I make it a habit to not get involved in discussions on politics. I have refrained from expressing my thoughts on many political issues confronting the nation and will continue to do so in the future. This blog is not a political platform in anyway and I am convinced the change our nation needs is not political, it is spiritual. However, the government’s relationship with the church and the church’s relationship with the government is far more than a matter of politics. A clear division between the church and the government is a major part of the doctrines developed in the Bible. Jesus draws a distinction between the things of Caesar and the things of God. The apostles recognized the inability of the government, even a religious government, to dictate moral behavior for Christians. God instituted three spheres of authority, family, state and church. These authorities are mutually supportive and complementary but each remains distinct from the others. To blur those distinctions damages all three institutions. The church’s confusion of her God given purpose with political activism is as misguided and ill-advised as our president’s attempt to teach all the religions of the world how they are to behave.
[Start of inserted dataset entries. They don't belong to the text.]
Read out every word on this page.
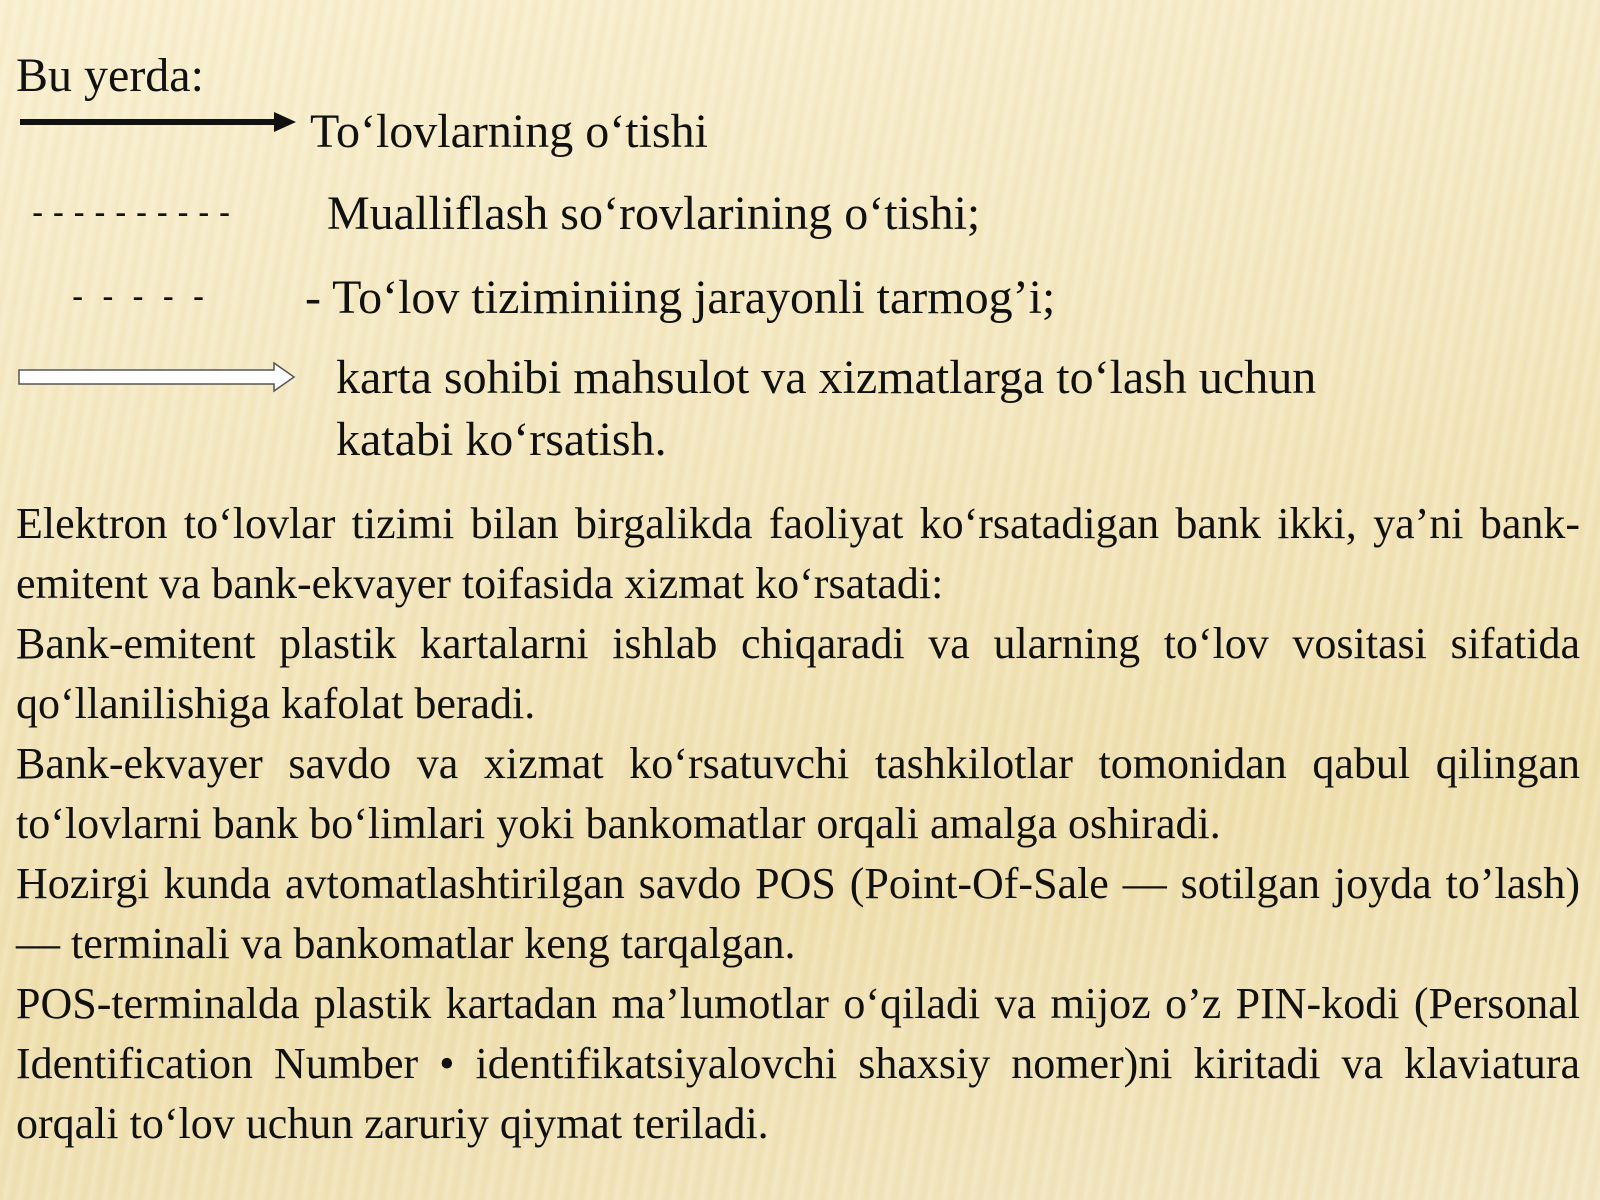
Bu yerda:
To‘lovlarning o‘tishi
- - - - - - - - - - Mualliflash so‘rovlarining o‘tishi;
-  -  -  -  - - To‘lov tiziminiing jarayonli tarmog’i;
karta sohibi mahsulot va xizmatlarga to‘lash uchun
katabi ko‘rsatish.

Elektron to‘lovlar tizimi bilan birgalikda faoliyat ko‘rsatadigan bank ikki, ya’ni bank-emitent va bank-ekvayer toifasida xizmat ko‘rsatadi:

Bank-emitent plastik kartalarni ishlab chiqaradi va ularning to‘lov vositasi sifatida qo‘llanilishiga kafolat beradi.

Bank-ekvayer savdo va xizmat ko‘rsatuvchi tashkilotlar tomonidan qabul qilingan to‘lovlarni bank bo‘limlari yoki bankomatlar orqali amalga oshiradi.

Hozirgi kunda avtomatlashtirilgan savdo POS (Point-Of-Sale — sotilgan joyda to’lash)— terminali va bankomatlar keng tarqalgan.

POS-terminalda plastik kartadan ma’lumotlar o‘qiladi va mijoz o’z PIN-kodi (Personal Identification Number • identifikatsiyalovchi shaxsiy nomer)ni kiritadi va klaviatura orqali to‘lov uchun zaruriy qiymat teriladi.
Christianity is spread by the persuasive proclamation of the gospel and by continued instruction in the Bible. Christianity is not spread by national power. Christian ethics are promulgated by thousands of anonymous volunteers, pastors and ministry leaders. Christian ethics are not taught by Presidential fiat. The president of the United States has never had authority to lead the churches and believers of our nation. Mr. President, you were not granted religious power by any decision of our nation, and even if you were, you would still have no authority to teach the church what it believes or how it is to apply those beliefs. If you desire to teach Christians how to behave, get involved in your church, teach a Sunday School class, go to Bible college, get ordained or be called to shepherd a church. The Oval Office is not a church and the President’s desk is not a pulpit.